C. difficile is a bacterium of the human digestive system, and it causes severe bowel swelling and colon inflammations. Clostridium difficile infection (CDI) can affect adults and children alike, and it can be very recurrent even after treatment with standard antibiotics – and needless to say it can cause great illness and death.
Symptoms of C. difficile include persistent watery diarrhea that might last for days and even be blood-stained; high fever; loss of appetite; nausea; abdominal tenderness and pains. The infection is contracted through contaminated surfaces where spores of C. difficile that had been passed out through feces of infected persons survive for several months.
According to a successful study conducted by Dr. Ilan Youngster of the Massachusetts General Hospital, Boston, frozen stool matter from screened persons was capsulized and administered orally to about 20 patients with several episodes of CDI, and a 90% rate of clinical resolution of diarrhea was recorded in the patients after they received 15 capsules of the matter on two consecutive days. The researchers chose oral administration of the frozen fecal matter in order to avoid the need for invasive gastrointestinal procedures.
And according to the researchers, “If reproduced in future studies with active controls, these results may help make FMT accessible to a wider population of patients, in addition to potentially making the procedure safer. The use of frozen inocula allows for screening of donors in advance. Furthermore, storage of frozen material allows retesting of donors for possible incubating viral infections prior to administration. The use of capsules obviates the need for invasive procedures for administration, further increasing the safety of FMT by avoiding procedure-associated complications and significantly reducing cost.”

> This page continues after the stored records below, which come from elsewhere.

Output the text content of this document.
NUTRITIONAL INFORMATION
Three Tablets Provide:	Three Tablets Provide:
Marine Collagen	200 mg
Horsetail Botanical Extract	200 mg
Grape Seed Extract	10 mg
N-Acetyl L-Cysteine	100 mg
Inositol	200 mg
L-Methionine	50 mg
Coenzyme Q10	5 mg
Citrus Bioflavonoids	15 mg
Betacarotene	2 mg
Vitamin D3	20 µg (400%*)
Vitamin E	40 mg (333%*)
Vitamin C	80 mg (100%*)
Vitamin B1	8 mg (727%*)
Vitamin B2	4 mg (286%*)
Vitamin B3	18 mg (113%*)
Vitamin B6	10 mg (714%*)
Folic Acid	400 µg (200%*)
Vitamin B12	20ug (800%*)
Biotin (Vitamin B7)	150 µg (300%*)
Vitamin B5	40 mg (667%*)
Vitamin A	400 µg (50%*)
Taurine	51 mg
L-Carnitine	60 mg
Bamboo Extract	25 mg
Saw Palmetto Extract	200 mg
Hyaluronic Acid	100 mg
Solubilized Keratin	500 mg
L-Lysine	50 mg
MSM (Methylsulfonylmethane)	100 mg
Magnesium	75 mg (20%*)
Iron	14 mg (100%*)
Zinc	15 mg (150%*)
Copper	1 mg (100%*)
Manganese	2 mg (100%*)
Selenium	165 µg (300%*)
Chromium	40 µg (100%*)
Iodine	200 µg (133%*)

The encapsulated frozen fecal matter administered orally proved very effective at eradicating C. difficile where standard antibiotics had failed, and it also proved effective at preventing relapses and restoring healthy gut microbiota. However, practicalities and safety concerns are still issues preventing widespread use of the process. But then, a team of researchers from the European Molecular Biology Laboratory in Hamburg, Germany, has discovered a new way to treat infections of C. difficile bacteria by engineering viruses to “eat” them.